H-2 blocker/placebo (95% CI)[NNT] H-2 blocker/Antacid (95% CI)[NNT] Sucralfate/placebo (95% CI)[NNT] Antacid/placebo (95% CI)[NNT] Sucralfate/H-2 blocker (95% CI)[NNT] Sucralfate/Antacid (95% CI)[NNT]
Clinically important bleeding 0.44 (0.22-0.88) [11] 0.86 (0.46-1.59) 1.26 (0.12-12.87) 0.35 (0.09-1.41) 1.28 (0.27-6.11) 1.49 (0.42-5.27)
Overt bleeding 0.58 (0.42-0.79) [27] 0.56 (0.37-0.84) [24] 0.58 (0.34-0.99) [27] 0.66 (0.37-1.17) 0.89 (0.63-1.27) 0.97 (0.62-1.51)
Pneumonia 1.25 (0.78-2.00) 1.01 (0.65-1.57) 2.11 (0.82-5.44) NA 0.77 (0.60-1.01) [54] 0.80 (0.56-1.15)
Mortality 1.15(0.86-1.53) 0.89 (0.66-1.21) 1.06 (0.67-1.67) 1.42(0.82-2.47) 0.83 (0.63-1.09) [73] 0.73 (0.54-0.97) [43]

Comments

  1. This was a rigorous meta-analysis, and is valid according to all the JAMA User's guidelines for appraising a meta-analysis.
  2. Of note is that this meta-analysis did appraise the validity of each included study in the analysis, and this was taken into account during the statistical manipulations.
  3. Despite not showing any differences in mortality or pneumonia when they were compared to placebo or antacids, there was a trend towards pneumonia and mortality reduction when sucralfate was compared to H-2 blockers, and a definite reduction in mortality when sucralfate was compared to antacids.
  4. NNT's were calculated according to a standard table of Odds Ratios and expected event rates.
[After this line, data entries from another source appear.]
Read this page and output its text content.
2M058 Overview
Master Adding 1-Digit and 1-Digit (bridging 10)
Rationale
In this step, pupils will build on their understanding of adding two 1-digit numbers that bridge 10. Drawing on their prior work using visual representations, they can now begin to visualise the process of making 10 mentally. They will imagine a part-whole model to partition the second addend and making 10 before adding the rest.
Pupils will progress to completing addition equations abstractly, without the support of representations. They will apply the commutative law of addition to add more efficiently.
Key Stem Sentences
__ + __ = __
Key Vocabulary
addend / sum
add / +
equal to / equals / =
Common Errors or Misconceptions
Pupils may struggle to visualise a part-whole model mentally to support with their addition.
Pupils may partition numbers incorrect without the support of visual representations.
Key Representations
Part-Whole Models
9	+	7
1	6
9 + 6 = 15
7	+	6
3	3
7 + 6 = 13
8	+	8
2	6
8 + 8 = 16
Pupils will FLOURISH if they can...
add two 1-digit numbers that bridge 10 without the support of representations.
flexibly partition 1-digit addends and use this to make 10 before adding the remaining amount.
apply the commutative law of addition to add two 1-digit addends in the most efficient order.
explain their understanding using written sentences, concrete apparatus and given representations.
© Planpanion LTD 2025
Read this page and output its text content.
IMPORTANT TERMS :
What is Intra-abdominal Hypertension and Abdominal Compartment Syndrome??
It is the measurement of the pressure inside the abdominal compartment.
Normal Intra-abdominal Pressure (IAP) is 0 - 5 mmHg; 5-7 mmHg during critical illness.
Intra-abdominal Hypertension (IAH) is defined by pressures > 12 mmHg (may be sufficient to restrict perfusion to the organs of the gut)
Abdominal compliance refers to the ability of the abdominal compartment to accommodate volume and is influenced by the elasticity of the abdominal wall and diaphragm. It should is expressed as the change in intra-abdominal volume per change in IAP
A review of the literature resulted in a wide range of patient expected event rates [PEER] (5% - 100%). Based on the reviews which included similar patient demographics to our institution, the PEER for clinically significant bleeding was close to 15%, and overt bleeding probably around 10% (likewise with pneumonia and mortality).
  5. For patients at greater risk for GI bleeding, H-2 blockers may be preferable. For those more at risk for pneumonia, sucralfate may be preferable.
  6. More studies need to be done evaluating the effect on mortality.

APPRAISED BY: Mark Hainer, D.O.

DATE: November 2, 1996

REVIEWED BY: Patrick J. Sousa, MD

Cook DJ, et al. Stress Ulcer Prophylaxis in Critically Ill Patients: Resolving Discordant Meta-analyses. NEJM, 1996;275:308-314.